Kurz vor der Messe in Luxemburg hat Deloitte seinen 500 Seiten starken neuen Art & Finance Report (PDF_Download) veröffentlicht: „Vermögensverwaltungen müssen beachten, dass sich die Ansprüche der Sammler:innen an Kunst als Kapitalanlage derzeit wandeln, insbesondere bei den NextGen-Sammler:innen. Diese Gruppe priorisiert bei derKunstanlage zunehmend Werte wie Identität, Vermächtnis und kulturellen Impact. Die finanzielle Rendite hat demgegenüber für 72 Prozent dieser Generation geringere Bedeutung, und nur 52 Prozent nennen Rendite als ein Hauptmotiv (2023: 83%). Unter den Sammler:innen insgesamt steigt zugleich der Anteil derer, die ausschließlich kulturelle und emotionale Motive verfolgen, auf neue Höchstwerte. Vermögensverwaltungen sollten daher vermehrt in ganzheitliche Strategien investieren, mit denen sie unter anderem dem Bedürfnis nach kulturellem Impact Investment gerecht werden.“
Der Hamburger Salon der Gegenwart ist ein privat organisiertes Projekt, das jährlich eine Auswahl der aktuellen Produktion an deutschen Kunsthochschulen präsentiert. Frank Kurzhals stellt die aktuell 15. Ausgabe im Handelsblatt vor: „Jedes Jahr schreibt das Ehepaar gut 60 Professorinnen und Professoren von Kunsthochschulen an, die ihren Schwerpunkt im Bereich der Malerei haben. Ungefähr 40 antworten regelmäßig und folgen der Bitte, jeweils ihre talentiertesten drei bis vier Studierenden zu nennen. Die besucht Christian Holle dann in einer Tour durch Deutschland in den Ateliers und entscheidet, wer mit welchen Arbeiten in die Ausstellung kommt. Sein Kriterium ist die Vielfalt, und genau das spiegelt der Salon der Gegenwart wider.“
Die wichtigsten 100 Personen im Kunstbetrieb hat Monopol gekürt (Paywall). Platz 1 Gerhard Richter, Platz 2 die Golfstaaten, Platz 3 Kara Walker. Die zehn teuersten Gemälde auf Auktionen gibt es gratis dazu.
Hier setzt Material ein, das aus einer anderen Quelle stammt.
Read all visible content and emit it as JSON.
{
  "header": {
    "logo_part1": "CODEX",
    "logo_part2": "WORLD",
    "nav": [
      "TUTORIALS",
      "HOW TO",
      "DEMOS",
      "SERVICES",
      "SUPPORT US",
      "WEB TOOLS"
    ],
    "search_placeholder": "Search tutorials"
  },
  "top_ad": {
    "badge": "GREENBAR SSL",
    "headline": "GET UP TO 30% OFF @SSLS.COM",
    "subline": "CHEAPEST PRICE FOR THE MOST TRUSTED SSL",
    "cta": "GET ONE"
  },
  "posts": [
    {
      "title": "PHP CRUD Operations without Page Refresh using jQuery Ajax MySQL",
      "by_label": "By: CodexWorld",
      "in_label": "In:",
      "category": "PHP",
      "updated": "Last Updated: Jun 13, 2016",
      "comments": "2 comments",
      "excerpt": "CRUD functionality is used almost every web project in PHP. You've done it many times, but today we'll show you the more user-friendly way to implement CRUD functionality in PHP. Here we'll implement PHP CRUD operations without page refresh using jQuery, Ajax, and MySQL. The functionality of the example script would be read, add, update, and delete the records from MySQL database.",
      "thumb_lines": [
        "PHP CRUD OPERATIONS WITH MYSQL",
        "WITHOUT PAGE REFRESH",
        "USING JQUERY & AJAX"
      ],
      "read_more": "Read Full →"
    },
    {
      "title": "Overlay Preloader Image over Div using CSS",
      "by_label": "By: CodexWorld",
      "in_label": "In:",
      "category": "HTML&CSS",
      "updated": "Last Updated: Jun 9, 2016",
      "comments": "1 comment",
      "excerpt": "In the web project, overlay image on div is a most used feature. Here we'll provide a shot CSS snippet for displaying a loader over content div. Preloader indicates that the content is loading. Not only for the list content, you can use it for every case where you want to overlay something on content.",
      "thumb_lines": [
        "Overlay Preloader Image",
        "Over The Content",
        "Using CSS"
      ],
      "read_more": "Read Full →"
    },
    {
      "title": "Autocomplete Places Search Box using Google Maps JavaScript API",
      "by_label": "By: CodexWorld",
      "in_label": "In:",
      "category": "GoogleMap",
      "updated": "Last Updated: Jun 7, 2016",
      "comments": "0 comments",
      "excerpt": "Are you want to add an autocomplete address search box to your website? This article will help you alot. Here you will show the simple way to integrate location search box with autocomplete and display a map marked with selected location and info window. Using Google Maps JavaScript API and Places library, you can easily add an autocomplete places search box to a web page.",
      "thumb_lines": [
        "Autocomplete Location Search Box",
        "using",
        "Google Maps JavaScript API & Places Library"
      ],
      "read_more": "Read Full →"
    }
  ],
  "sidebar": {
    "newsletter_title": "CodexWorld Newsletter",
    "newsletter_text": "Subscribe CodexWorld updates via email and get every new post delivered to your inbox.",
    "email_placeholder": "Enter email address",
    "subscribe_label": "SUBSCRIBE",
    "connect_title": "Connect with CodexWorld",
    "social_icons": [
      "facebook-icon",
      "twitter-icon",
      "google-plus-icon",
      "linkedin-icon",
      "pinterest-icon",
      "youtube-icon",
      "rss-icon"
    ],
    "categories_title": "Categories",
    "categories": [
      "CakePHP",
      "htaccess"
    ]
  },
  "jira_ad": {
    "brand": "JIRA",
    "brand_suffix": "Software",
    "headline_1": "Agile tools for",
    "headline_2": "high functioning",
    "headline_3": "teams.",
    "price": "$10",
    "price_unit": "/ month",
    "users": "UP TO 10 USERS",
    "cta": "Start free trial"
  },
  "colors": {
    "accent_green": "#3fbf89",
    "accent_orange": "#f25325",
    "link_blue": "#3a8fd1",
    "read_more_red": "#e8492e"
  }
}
Die New Yorker Galerie Sperone Westwater schließt Ende des Jahres. Von Katya Kazakina am vergangenen Freitag bei Artnet (evtl Paywall) noch als Gerücht gemeldet, bestätigt jetzt Alex Greenberger bei Artnews. Damit ist die knapp unter dem Label Mega rangierende Galerie das hochkarätigste Opfer des seit einiger Zeit grassierenden Galeriesterbens.